On or around Tue, 16 Nov 2004 20:20:17 +0000 (UTC), "Alan Mudd"
<alancdmudd@spamtrapbtinternet.com> enlightened us thusly:
>Listening to Radio 2 today listening to Jeremy Vine.
>
>They'd trailed the fact that Clarkson would be on today, discussing the trip
>up the mountain in the new defender.
>
>I thought this should be fun, what I wasn't expecting was the single most
>unreasonable chap Vine has ever managed to find.
>
>This guy was plain rude and liked the sound of his own voice even more than
>Jeremy Vine does.
George wossisface did come over as a complete tit, I have to say.
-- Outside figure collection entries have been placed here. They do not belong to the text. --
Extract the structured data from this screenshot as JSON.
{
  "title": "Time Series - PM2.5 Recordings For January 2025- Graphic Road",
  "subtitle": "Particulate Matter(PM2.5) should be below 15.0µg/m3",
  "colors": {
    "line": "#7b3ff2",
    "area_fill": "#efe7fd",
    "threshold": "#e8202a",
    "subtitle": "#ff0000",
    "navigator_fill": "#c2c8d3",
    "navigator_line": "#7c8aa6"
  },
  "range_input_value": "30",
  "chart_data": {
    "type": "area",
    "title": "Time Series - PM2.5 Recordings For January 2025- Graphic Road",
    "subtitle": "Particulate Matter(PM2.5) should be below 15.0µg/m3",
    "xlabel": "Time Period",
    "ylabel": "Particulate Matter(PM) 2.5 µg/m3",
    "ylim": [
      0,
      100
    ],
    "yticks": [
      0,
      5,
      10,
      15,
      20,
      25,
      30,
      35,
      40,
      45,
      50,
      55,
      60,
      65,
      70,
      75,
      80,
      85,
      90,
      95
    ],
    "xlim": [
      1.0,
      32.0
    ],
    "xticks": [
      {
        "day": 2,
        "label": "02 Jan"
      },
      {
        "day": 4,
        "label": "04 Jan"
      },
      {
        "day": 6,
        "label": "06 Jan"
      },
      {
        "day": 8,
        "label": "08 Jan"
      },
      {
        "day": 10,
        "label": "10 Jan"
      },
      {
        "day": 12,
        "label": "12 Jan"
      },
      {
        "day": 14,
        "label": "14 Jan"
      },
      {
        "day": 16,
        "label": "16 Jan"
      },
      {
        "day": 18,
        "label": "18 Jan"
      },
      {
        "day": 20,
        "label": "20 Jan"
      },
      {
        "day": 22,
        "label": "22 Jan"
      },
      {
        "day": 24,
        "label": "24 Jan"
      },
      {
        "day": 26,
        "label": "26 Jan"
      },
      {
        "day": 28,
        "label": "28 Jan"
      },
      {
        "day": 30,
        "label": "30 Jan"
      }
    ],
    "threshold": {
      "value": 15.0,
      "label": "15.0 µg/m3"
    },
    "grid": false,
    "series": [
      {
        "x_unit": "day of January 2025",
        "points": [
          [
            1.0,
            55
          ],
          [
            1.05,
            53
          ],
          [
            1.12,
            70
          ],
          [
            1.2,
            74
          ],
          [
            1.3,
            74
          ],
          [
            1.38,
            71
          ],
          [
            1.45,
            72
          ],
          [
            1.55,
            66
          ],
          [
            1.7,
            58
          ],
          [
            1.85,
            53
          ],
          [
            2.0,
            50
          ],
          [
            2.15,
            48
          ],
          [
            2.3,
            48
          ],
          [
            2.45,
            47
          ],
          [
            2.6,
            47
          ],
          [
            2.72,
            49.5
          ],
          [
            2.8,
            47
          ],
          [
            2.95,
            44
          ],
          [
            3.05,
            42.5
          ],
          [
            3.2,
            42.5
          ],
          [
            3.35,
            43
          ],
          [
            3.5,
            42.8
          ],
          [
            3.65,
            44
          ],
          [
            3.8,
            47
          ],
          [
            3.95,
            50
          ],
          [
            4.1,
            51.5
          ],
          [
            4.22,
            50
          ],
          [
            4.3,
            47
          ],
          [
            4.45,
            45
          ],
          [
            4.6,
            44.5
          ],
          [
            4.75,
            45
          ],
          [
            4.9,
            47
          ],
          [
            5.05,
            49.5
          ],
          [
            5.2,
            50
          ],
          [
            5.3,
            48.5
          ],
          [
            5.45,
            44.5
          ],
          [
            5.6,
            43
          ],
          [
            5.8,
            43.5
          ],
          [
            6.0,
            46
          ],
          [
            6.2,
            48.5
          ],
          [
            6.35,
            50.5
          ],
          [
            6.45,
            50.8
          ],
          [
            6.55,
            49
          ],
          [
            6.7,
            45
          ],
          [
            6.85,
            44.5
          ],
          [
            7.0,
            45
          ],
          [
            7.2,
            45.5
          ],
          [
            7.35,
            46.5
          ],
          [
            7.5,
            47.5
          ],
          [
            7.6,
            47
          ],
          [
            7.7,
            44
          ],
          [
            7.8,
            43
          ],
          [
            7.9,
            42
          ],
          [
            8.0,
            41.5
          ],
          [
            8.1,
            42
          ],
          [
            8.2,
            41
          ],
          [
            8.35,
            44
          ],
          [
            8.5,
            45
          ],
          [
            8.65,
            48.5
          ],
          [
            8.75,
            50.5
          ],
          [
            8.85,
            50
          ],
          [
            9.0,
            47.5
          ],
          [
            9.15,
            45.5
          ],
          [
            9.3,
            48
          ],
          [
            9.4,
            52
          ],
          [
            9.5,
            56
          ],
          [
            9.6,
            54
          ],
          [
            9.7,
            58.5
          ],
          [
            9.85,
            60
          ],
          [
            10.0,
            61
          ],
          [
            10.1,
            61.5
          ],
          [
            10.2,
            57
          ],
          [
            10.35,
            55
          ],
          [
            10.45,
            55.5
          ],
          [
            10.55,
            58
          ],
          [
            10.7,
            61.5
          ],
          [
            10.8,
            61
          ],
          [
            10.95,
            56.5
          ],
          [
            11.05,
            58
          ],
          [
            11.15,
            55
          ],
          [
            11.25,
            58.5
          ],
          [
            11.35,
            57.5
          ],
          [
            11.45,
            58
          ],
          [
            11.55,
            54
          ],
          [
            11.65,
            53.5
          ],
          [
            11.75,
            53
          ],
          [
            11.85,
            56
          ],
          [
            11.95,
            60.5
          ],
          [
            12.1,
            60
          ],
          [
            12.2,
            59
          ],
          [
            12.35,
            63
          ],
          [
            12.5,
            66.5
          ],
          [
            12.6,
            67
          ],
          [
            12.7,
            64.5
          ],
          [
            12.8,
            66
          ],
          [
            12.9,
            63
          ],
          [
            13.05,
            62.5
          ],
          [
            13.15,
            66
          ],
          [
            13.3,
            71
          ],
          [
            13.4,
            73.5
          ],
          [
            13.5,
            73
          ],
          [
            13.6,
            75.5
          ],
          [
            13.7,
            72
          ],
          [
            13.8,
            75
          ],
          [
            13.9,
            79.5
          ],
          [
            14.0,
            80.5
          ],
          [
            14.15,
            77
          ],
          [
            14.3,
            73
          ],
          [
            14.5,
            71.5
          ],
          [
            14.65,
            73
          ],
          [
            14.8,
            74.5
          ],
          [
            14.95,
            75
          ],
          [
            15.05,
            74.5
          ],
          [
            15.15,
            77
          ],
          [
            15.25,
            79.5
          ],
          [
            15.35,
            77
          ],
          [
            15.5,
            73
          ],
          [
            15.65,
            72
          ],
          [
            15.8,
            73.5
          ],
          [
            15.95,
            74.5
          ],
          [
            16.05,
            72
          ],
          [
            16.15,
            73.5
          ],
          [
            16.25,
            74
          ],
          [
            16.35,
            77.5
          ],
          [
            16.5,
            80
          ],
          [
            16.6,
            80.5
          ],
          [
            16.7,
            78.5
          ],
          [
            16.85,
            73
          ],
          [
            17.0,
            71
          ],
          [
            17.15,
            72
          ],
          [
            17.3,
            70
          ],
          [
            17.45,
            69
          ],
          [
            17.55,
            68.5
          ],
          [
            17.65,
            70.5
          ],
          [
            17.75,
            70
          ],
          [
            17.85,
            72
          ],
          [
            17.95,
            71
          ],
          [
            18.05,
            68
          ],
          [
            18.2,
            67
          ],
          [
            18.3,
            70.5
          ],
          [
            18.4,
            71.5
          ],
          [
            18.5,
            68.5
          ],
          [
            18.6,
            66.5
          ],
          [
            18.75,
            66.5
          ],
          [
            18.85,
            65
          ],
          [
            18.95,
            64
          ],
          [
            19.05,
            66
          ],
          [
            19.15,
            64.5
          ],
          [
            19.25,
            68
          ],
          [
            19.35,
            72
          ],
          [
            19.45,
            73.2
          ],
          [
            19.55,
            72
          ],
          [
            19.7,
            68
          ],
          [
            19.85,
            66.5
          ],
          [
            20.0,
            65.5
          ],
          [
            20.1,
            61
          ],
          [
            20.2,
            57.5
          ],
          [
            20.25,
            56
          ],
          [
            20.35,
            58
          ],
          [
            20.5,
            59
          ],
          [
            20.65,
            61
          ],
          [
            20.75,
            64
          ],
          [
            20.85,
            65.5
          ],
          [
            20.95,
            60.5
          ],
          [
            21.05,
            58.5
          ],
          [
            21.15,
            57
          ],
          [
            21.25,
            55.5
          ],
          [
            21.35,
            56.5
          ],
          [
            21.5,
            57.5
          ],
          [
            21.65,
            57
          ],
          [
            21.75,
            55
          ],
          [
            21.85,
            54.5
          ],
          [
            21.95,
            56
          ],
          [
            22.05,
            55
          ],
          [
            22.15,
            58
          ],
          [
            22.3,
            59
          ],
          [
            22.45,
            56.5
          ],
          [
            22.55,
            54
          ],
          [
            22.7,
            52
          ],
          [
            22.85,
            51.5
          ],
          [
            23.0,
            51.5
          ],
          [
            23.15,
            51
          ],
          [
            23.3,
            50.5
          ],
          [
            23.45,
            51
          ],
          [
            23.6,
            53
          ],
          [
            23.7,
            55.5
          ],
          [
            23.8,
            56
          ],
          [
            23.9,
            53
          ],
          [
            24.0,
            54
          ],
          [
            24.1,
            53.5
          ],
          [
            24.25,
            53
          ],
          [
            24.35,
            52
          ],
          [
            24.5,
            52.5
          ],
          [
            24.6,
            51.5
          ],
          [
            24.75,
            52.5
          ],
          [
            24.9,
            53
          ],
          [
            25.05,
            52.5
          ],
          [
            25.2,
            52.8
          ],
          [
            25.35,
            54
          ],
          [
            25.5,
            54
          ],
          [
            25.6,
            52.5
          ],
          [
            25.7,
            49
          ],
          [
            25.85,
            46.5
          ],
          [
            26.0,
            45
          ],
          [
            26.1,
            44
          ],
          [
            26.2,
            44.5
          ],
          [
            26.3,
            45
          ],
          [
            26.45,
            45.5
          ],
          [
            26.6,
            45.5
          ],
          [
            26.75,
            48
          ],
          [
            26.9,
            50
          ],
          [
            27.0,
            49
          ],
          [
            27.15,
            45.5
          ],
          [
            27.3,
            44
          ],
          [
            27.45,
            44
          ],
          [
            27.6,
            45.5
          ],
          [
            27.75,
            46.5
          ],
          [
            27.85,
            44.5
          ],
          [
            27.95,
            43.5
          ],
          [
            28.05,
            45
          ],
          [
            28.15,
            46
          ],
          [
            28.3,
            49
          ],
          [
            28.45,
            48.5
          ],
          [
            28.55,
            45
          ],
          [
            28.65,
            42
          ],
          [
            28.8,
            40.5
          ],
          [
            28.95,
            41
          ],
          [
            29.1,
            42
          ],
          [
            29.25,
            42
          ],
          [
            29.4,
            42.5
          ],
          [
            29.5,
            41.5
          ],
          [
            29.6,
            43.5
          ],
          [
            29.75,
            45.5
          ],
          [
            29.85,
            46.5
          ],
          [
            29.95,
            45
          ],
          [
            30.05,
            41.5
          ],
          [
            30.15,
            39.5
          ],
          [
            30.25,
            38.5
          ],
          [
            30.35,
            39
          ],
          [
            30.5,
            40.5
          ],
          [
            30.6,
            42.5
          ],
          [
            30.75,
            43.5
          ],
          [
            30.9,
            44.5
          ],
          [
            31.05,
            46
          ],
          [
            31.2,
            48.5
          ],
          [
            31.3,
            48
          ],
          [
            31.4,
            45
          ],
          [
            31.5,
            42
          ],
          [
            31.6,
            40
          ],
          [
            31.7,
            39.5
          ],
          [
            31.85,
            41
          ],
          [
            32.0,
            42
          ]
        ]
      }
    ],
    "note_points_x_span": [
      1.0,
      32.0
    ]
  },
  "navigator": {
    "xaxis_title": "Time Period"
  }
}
Clarkson
made the point that the mountain in question is private land, and as such, I
daresay they did nothing illegal, unless it happens to be an SSSI or
something.
Trouble is, I actually agree in principle with a lot of what the
environmentalists are saying, except that they say it in such an extreme,
biassed and generally stupid way that the majority will dismiss them as
idiots. The bloke in question hasn't done anything IMHO to further his
cause, he just comes over as a rude pillock who's not listen and who results
to personal insults to try and make his point.
And it's all very well to spout about fuel efficiency and fossil fuels and
so forth, but the plain fact is that if you banned the use of fossil fuels
in cars and lorries today, society as we know it would collapse overnight
and doubtless about half the world population or more would soon be dead
from one cause or another. The problem is, as environmentalists point out,
huge, but as such it takes a huge investment of time, effort and money to
solve. You can't do it by spouting on about wind power, fuel-cell cars and
other crap, because none of these alternatives, all of which are valid to a
point, are anything like large enough scale to solve the problem. If you
covered this country with windmills, thereby buggering the fragile
environments on scottish mountains pretty comprehensively, you'd still not
reliable generate enough power to allow removal of the existing fossil and
nuclear power generation systems.
There was a website I found a bit back, which discussed the possibility of
converting the US road transport entirely to Hydrogen. disregarding the
amount of fresh water you'd have to supply to crack into H and O, to produce
enough electricity to electrolyse the water would at the time have required
something 3000 sq. miles of solar panels, wind generators covering 2
medium-sized states, or one largeish nuclear power station.